Costco’s also expanded what it’s selling in the food aisles, adding in international food products and organic products like golden maple syrup and cashews -- another smart move given the fact that Costco's $6 billion in organic sales, last year, was enough to dethrone Whole Foods as the U.S.'s #1 seller of organic food.

BJ’s Wholesale Club

BJ’s may not be the household name that Costco or Sam’s is, but it’s earned a right to be in the same conversation. The retailer recently opened its 245th location in Palm Coast, FL, and is making significant headway in expanding its regional footprint in the Southeast.

Not unlike Costco and Sam’s, BJ’s is investing heavily in private label and fresh offerings (produce and deli items, for eample) with a goal of growing its private label sales to 25% and then 30% in the coming years.

And BJ’s is going toe-to-toe with Sam’s and Costco on things other than food. There’s BJ’s Gas which runs a little more than a dime cheaper than its competitors as well as optical centers and tire centers. In other words.

The company also has its eye on non-club retailers like Walmart. Leading up to Easter, BJ’s offered a collection of Easter essentials just like Walmart did. Another plus, as Melissa of Gfld MA said in her ConsumerAffairs review of BJ’s, is that the company offers a better deal with coupons because BJ’s allow customers to use both store coupons and manufacturing coupons.

BJ’s does realize that it must fight for position though and is putting a lot of emphasis on things that Costco or Sam’s don’t do, at least not with any frequency. One core value is being active in the community to try and help improve local food security but also strengthen BJ's local ties. One such reflection of that was partnering with Feeding Northeast Florida to donate unsold produce, meat, and dairy.

What's next?

It's hard to forecast what the future of BJ's, Costco, and Sam's will look like exactly, but all three are so devoted to the value propositions and experiences, they’re putting a lot of their chips on expansion. 
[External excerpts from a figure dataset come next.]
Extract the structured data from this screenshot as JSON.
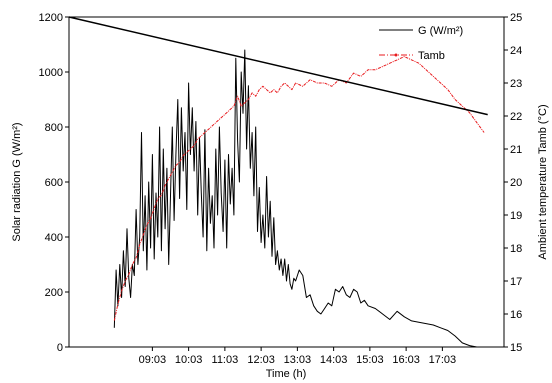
{
  "chart_data": {
    "type": "line",
    "xlabel": "Time (h)",
    "ylabel_left": "Solar radiation G (W/m²)",
    "ylabel_right": "Ambient temperature Tamb (°C)",
    "x_ticks": [
      "09:03",
      "10:03",
      "11:03",
      "12:03",
      "13:03",
      "14:03",
      "15:03",
      "16:03",
      "17:03"
    ],
    "x_tick_hours": [
      9.05,
      10.05,
      11.05,
      12.05,
      13.05,
      14.05,
      15.05,
      16.05,
      17.05
    ],
    "xlim_hours": [
      6.75,
      18.75
    ],
    "ylim_left": [
      0,
      1200
    ],
    "y_ticks_left": [
      "0",
      "200",
      "400",
      "600",
      "800",
      "1000",
      "1200"
    ],
    "ylim_right": [
      15,
      25
    ],
    "y_ticks_right": [
      "15",
      "16",
      "17",
      "18",
      "19",
      "20",
      "21",
      "22",
      "23",
      "24",
      "25"
    ],
    "legend_position": "top-right",
    "series": [
      {
        "name": "G  (W/m²)",
        "axis": "left",
        "color": "#000000",
        "style": "solid",
        "x_hours": [
          8.0,
          8.05,
          8.1,
          8.15,
          8.2,
          8.25,
          8.3,
          8.35,
          8.4,
          8.45,
          8.5,
          8.55,
          8.6,
          8.65,
          8.7,
          8.75,
          8.8,
          8.85,
          8.9,
          8.95,
          9.0,
          9.05,
          9.1,
          9.15,
          9.2,
          9.25,
          9.3,
          9.35,
          9.4,
          9.45,
          9.5,
          9.55,
          9.6,
          9.65,
          9.7,
          9.75,
          9.8,
          9.85,
          9.9,
          9.95,
          10.0,
          10.05,
          10.1,
          10.15,
          10.2,
          10.25,
          10.3,
          10.35,
          10.4,
          10.45,
          10.5,
          10.55,
          10.6,
          10.65,
          10.7,
          10.75,
          10.8,
          10.85,
          10.9,
          10.95,
          11.0,
          11.05,
          11.1,
          11.15,
          11.2,
          11.25,
          11.3,
          11.35,
          11.4,
          11.45,
          11.5,
          11.55,
          11.6,
          11.65,
          11.7,
          11.75,
          11.8,
          11.85,
          11.9,
          11.95,
          12.0,
          12.05,
          12.1,
          12.15,
          12.2,
          12.25,
          12.3,
          12.35,
          12.4,
          12.45,
          12.5,
          12.55,
          12.6,
          12.65,
          12.7,
          12.75,
          12.8,
          12.85,
          12.9,
          12.95,
          13.0,
          13.1,
          13.2,
          13.3,
          13.4,
          13.5,
          13.6,
          13.7,
          13.8,
          13.9,
          14.0,
          14.1,
          14.2,
          14.3,
          14.4,
          14.5,
          14.6,
          14.7,
          14.8,
          14.9,
          15.0,
          15.2,
          15.4,
          15.6,
          15.8,
          16.0,
          16.2,
          16.4,
          16.6,
          16.8,
          17.0,
          17.2,
          17.4,
          17.6,
          17.8,
          18.0,
          18.2,
          18.4
        ],
        "values": [
          70,
          280,
          150,
          300,
          180,
          350,
          220,
          430,
          250,
          180,
          300,
          260,
          500,
          300,
          400,
          780,
          350,
          550,
          280,
          600,
          360,
          700,
          320,
          560,
          400,
          800,
          350,
          720,
          430,
          650,
          300,
          550,
          800,
          460,
          700,
          900,
          540,
          870,
          640,
          780,
          500,
          960,
          700,
          870,
          640,
          820,
          480,
          760,
          560,
          400,
          790,
          350,
          650,
          450,
          550,
          360,
          720,
          480,
          800,
          560,
          420,
          680,
          360,
          700,
          520,
          650,
          480,
          1050,
          750,
          600,
          1000,
          850,
          1080,
          720,
          950,
          650,
          780,
          550,
          800,
          420,
          580,
          380,
          480,
          360,
          620,
          400,
          530,
          330,
          470,
          300,
          350,
          280,
          320,
          260,
          320,
          240,
          300,
          230,
          210,
          250,
          240,
          280,
          260,
          180,
          190,
          150,
          130,
          120,
          140,
          160,
          150,
          210,
          200,
          220,
          190,
          180,
          210,
          200,
          160,
          170,
          150,
          140,
          120,
          100,
          130,
          110,
          95,
          90,
          85,
          80,
          70,
          60,
          40,
          15,
          5,
          0,
          0,
          0
        ]
      },
      {
        "name": "Tamb",
        "axis": "right",
        "color": "#e8191c",
        "style": "dash-dot",
        "x_hours": [
          8.0,
          8.1,
          8.2,
          8.3,
          8.4,
          8.5,
          8.6,
          8.7,
          8.8,
          8.9,
          9.0,
          9.1,
          9.2,
          9.3,
          9.4,
          9.5,
          9.6,
          9.7,
          9.8,
          9.9,
          10.0,
          10.1,
          10.2,
          10.3,
          10.4,
          10.5,
          10.6,
          10.7,
          10.8,
          10.9,
          11.0,
          11.1,
          11.2,
          11.3,
          11.4,
          11.5,
          11.6,
          11.7,
          11.8,
          11.9,
          12.0,
          12.1,
          12.2,
          12.3,
          12.4,
          12.5,
          12.6,
          12.7,
          12.8,
          12.9,
          13.0,
          13.2,
          13.4,
          13.6,
          13.8,
          14.0,
          14.2,
          14.4,
          14.6,
          14.8,
          15.0,
          15.2,
          15.4,
          15.6,
          15.8,
          16.0,
          16.2,
          16.4,
          16.6,
          16.8,
          17.0,
          17.2,
          17.4,
          17.6,
          17.8,
          18.0,
          18.2
        ],
        "values": [
          15.8,
          16.3,
          16.7,
          17.0,
          17.2,
          17.5,
          17.7,
          18.1,
          18.4,
          18.7,
          18.9,
          19.2,
          19.5,
          19.6,
          19.9,
          20.1,
          20.3,
          20.5,
          20.6,
          20.8,
          20.9,
          21.0,
          21.1,
          21.3,
          21.4,
          21.5,
          21.6,
          21.7,
          21.8,
          21.9,
          22.0,
          22.1,
          22.2,
          22.3,
          22.6,
          22.3,
          22.4,
          22.5,
          22.7,
          22.6,
          22.8,
          22.9,
          22.8,
          22.7,
          22.8,
          22.7,
          22.9,
          23.0,
          22.9,
          22.8,
          23.0,
          22.9,
          23.1,
          23.0,
          23.0,
          22.9,
          23.1,
          23.0,
          23.3,
          23.2,
          23.4,
          23.4,
          23.5,
          23.6,
          23.7,
          23.8,
          23.7,
          23.6,
          23.4,
          23.2,
          23.0,
          22.8,
          22.5,
          22.3,
          22.1,
          21.8,
          21.5
        ]
      },
      {
        "name": "",
        "axis": "left",
        "color": "#000000",
        "style": "solid",
        "x_hours": [
          6.75,
          18.3
        ],
        "values": [
          1200,
          845
        ]
      }
    ]
  }
}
BJ's CEO Bob Eddy said the company hopes to wrap up 2024 with 12 new locations and has more new units in the pipeline than at any time over the past 20 years.

Costco plans to open 25 to 30 new stores globally per year over the next decade. Sam's Club is opening 30 new stores over the next five years, its first expansion in nearly a decade.

All this leads to one thing: the warehouse club industry is dynamic and competitive, but BJ's, Costco, and Sam's are well-positioned for continued success. By continuing to spend money on technology, amplifying private label offerings, and expanding their footprint, they are adapting to changing consumer preferences and reinforcing their value proposition. As these retailers continue to innovate and evolve, they are likely to remain a dominant force in the retail landscape for years to come.